Extension du droit électoral, liberté illimitée de la presse, résistance à l’influence nobiliaire et cléricale, balancement des pouvoirs, responsabilité sévère des agens de l’autorité, diminution du budget, réforme du système économique : telles étaient les données universellement admises par l’opinion libérale, et qui produisaient une sorte de concert dans ses paroles et dans ses actes.

Une oreille délicate discernait sans doute çà et là quelques notes discordantes. Des glapissemens aigres, comme des rires ironiques, des bruits sourds, semblables au roulement lointain de l’orage, venaient parfois troubler une harmonie qui s’élevait solennelle et forte comme la voix de tout un peuple ; mais, ainsi que dans les siècles croyans les libres penseurs se cachent, on se gardait d’un doute apparent en face de l’orthodoxie générale, et il est très vrai de dire que la France était pleine de foi en la Charte, la veille même du jour où cette Charte allait expirer pour ne plus renaître.

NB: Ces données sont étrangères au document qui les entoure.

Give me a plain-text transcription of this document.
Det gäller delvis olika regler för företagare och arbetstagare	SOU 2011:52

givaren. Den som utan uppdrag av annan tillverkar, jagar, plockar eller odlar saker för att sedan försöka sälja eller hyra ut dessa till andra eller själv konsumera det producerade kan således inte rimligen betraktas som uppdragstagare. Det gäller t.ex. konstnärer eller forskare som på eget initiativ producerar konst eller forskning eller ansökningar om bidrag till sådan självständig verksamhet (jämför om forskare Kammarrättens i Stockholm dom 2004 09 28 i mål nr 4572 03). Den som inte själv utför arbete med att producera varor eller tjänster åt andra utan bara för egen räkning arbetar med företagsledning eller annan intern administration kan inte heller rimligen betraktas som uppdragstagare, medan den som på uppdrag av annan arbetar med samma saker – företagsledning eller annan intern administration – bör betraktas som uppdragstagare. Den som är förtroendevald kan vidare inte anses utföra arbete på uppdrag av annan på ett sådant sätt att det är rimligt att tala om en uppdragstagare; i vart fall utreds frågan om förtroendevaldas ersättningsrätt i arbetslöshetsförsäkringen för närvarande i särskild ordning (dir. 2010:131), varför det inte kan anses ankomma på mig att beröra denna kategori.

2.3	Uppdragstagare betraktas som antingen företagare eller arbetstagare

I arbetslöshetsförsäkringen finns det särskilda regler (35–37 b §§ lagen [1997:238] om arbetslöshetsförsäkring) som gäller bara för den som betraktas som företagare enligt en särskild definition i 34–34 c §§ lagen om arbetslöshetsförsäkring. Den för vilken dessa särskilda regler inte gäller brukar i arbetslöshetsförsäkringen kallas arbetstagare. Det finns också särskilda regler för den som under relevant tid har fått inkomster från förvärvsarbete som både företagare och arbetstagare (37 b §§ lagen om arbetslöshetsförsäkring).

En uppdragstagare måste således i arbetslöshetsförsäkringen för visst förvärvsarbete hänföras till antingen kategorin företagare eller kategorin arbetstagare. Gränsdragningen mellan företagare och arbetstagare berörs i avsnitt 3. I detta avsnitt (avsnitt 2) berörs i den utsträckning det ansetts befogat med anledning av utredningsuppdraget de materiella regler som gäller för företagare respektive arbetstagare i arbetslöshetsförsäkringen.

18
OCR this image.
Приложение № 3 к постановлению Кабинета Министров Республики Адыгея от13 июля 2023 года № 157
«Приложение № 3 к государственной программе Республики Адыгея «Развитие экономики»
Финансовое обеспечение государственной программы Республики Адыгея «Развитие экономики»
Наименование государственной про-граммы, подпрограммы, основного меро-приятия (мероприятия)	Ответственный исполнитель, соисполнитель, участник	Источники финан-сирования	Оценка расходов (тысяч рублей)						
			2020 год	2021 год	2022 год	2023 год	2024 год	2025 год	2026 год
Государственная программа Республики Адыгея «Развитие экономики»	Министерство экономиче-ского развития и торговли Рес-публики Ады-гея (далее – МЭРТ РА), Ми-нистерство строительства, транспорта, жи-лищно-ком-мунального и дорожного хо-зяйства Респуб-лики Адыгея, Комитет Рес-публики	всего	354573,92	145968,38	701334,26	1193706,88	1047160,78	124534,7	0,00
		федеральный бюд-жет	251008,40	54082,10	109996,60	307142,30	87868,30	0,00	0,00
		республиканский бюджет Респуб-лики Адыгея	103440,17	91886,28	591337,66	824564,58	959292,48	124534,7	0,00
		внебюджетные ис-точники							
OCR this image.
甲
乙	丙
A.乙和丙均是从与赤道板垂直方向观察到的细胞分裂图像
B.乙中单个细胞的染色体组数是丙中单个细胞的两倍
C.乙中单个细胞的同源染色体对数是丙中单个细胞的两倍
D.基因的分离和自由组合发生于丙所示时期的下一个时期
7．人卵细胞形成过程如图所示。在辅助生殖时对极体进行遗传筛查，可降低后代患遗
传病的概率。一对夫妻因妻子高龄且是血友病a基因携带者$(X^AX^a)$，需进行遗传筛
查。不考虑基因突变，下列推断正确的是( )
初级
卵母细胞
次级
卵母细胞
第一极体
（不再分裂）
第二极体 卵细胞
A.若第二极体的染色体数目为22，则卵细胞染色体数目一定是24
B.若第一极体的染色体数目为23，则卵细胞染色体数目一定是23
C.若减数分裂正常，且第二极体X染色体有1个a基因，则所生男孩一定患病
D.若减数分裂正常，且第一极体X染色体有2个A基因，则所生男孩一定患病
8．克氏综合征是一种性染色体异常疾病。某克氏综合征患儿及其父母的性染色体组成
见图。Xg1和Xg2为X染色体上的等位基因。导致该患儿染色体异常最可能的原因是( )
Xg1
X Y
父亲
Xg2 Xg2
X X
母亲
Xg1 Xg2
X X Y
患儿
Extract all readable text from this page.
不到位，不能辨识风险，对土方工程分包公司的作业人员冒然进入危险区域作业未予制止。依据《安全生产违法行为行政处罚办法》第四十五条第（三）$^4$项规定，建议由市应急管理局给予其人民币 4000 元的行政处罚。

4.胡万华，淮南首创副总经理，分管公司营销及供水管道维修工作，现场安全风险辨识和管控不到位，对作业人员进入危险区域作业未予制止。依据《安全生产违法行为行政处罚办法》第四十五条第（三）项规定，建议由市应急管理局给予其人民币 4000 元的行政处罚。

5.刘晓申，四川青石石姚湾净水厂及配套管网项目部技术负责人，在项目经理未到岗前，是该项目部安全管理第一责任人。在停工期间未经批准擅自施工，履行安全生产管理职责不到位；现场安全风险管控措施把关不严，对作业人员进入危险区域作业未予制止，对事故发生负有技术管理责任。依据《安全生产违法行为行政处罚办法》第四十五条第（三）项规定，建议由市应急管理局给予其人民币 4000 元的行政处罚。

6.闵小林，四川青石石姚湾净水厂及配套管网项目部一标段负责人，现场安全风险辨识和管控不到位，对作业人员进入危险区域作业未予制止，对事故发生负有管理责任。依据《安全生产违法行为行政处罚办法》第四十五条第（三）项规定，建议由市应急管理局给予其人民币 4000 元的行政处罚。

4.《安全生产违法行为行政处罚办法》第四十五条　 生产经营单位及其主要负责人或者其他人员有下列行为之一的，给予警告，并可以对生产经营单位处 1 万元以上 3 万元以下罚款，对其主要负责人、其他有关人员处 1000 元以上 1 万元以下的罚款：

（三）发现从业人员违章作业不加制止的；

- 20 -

Peut-être la révolution de 1830 est-elle, entre tous les grands évènemens historiques, celui qui a porté la confusion la plus inattendue et reflété la plus vive lumière sur la situation de tous les partis. Des révélations soudaines illuminèrent le fond de toutes les opinions ; le lendemain, les mots n’eurent plus le même sens que la veille. La Charte, pour laquelle on avait combattu, représenta tout autre chose que ce qu’on y avait vu jusqu’à ce jour, et l’opinion légitimiste elle-même, accommodant sa foi à d’impérieuses circonstances, accumulant les contradictions pour maintenir ses principes, et leur concilier quelques chances d’avenir, se montra sous un aspect nouveau et chaque jour moins identique avec elle-même.